In these "Single Phase" motors, you only need to use the cap for changing the phase, thus artificially creating a third phase, so no need for the resistor (it's the same thing with the motors on celling fans), so that's that. If that was intended to be a RC snubber it's in the wrong place, however you still need a cap for that third phase genration,
About the relays, these motors usually have a high inrush current, and relays (at least the ones I bought last time from finder for the same application) work fine for just connecting and disconnecting the power from the motor, but you don't mention how you want to change the rotation. In my experience, they work fine connecting and dis-connecting 150W ebm HVAC intended fans, so your 14W motor should be OK. (the rating of that relay is what makes it appropriate to your application). This is a standard way of controlling the power flow to fans in Building Mass Control (BMS) systems.

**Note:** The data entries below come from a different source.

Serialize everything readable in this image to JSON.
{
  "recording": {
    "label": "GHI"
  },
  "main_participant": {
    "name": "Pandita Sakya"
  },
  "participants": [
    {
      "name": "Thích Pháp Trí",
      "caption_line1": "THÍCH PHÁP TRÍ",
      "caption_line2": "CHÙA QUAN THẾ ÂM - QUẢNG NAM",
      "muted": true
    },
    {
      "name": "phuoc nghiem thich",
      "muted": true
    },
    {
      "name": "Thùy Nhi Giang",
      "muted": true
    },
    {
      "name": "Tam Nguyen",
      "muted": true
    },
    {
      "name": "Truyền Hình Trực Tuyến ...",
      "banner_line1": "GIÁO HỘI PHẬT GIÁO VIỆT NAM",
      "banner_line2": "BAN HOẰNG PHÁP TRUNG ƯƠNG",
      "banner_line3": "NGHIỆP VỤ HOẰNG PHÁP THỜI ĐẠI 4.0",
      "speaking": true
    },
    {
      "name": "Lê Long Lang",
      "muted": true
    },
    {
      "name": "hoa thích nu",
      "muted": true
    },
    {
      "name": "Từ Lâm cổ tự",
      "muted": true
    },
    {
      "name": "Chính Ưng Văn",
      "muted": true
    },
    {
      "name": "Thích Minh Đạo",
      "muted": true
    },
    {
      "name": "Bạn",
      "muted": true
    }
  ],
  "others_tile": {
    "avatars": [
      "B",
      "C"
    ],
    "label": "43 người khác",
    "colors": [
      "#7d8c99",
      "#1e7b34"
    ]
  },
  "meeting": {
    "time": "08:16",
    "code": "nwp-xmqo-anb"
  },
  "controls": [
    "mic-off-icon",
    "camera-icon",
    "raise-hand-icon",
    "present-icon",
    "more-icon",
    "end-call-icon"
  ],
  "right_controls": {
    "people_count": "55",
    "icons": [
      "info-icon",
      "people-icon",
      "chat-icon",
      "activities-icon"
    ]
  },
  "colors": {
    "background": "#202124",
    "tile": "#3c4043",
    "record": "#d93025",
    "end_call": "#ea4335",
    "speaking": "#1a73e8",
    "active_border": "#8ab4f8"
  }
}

One alternative is using a Triac, driving it with an optocoupler (same way you control your relay with a transistor on your low voltage side). a Triac in this setup would also allow you to have some sort of an open loop control for the speed of your motor (same procedure used in dimmers and celling fans). you can buy the built module on ebay for like 4$. but if you design it yourself, then you would definitely need snubbers (or other methods like TVS diodes rated on high enough of a voltage) to suppress the spikes when disconnecting the motor but I remember working with a 800V triac on a 150W 230V motor and it worked just fine.
Also, zero crossing is used to make sure that you switch it at a time when the voltage is close to zero, reducing harmonic noise and the spike generated, but with proper supressing circuitry, it wouldn't be necessary.